What Google Just Announced Is a Bombshell
Comment of the Day

May 28 2015

Commentary by Eoin Treacy

What Google Just Announced Is a Bombshell

This article by Joshua Topolsky for Bloomberg may be of interest to subscribers. Here is a section: 

For instance, while listening to music in Spotify you can search for more info on an artist, or if you're talking about a restaurant in WhatsApp, Google can pull up data on the place and even help you make reservations. And this is not a feature of the app itself, rather a helper that lives inside of the entire operating system.
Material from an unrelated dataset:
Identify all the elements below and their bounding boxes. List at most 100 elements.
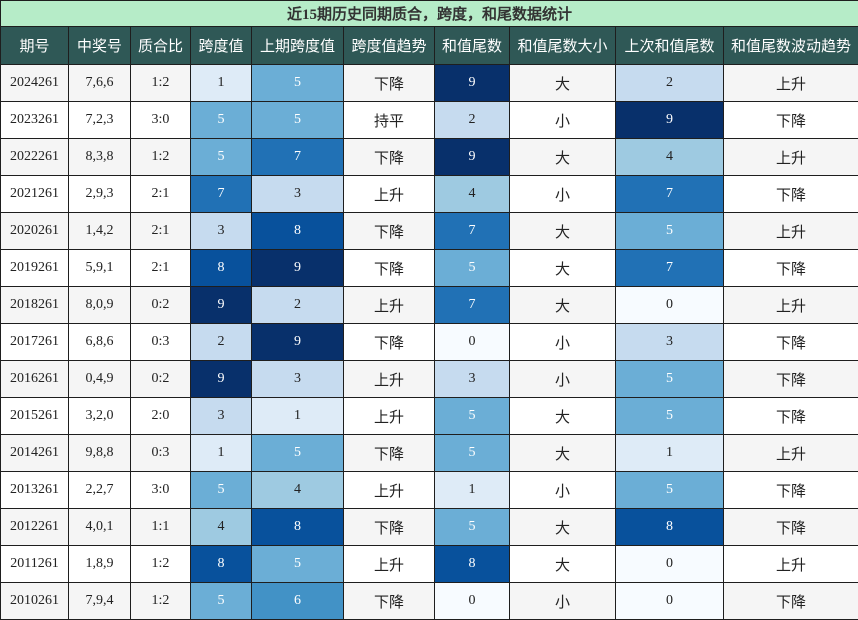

This is a major move for two reasons. The first is that it really brings Google back to a place of dominance as the glue that holds your digital life together. The web has thrived and grown in no small part because of Google's ability to track, organize, and understand all of its disparate pieces. Now it's able to do the same thing with every app running on your phone. It allows Google to get back into the search game by speaking the common language of apps. It gives the company a second life with access to user behavior and needs.

But secondly, it starts to show how Google can be an interconnecting layer between the apps themselves — a kind of neutral staging ground between one action and another. This is a sea-change for how we use our mobile devices and how mobile apps interact with one another. Currently, we use OS-defined tools which let apps interact with each other (with rules defined by the OS-makers, not developers). But imagine if developers didn't have to think about how their work connects to the rest of your world? Imagine if Now on Tap is aware enough of the core functions of those apps that it can predict what you'd most likely want to do with them, and then execute on those needs?

Eoin Treacy's view

We have become somewhat inured by Google’s announcements of what can realistically be described as vanity projects; plans for a massive new headquarters which had to be shelved being the most recent. However today’s release is important because it takes Google back into where it makes the vast majority of its money. I downloaded the Google search app onto my phone last week. The linking together of various different elements of search results is a positive development in my opinion. I’ve been using it more as a result and this type of user engagement should be beneficial for the company’s bottom line.

The share has not responded to the news, not least because investors will want to see evidence of revenue growth and margin expansion before giving it the benefit of the doubt following what has so far been an 18-month congestion area. The $525 area will need to hold if potential for additional higher to lateral ranging is to be given the benefit of the doubt.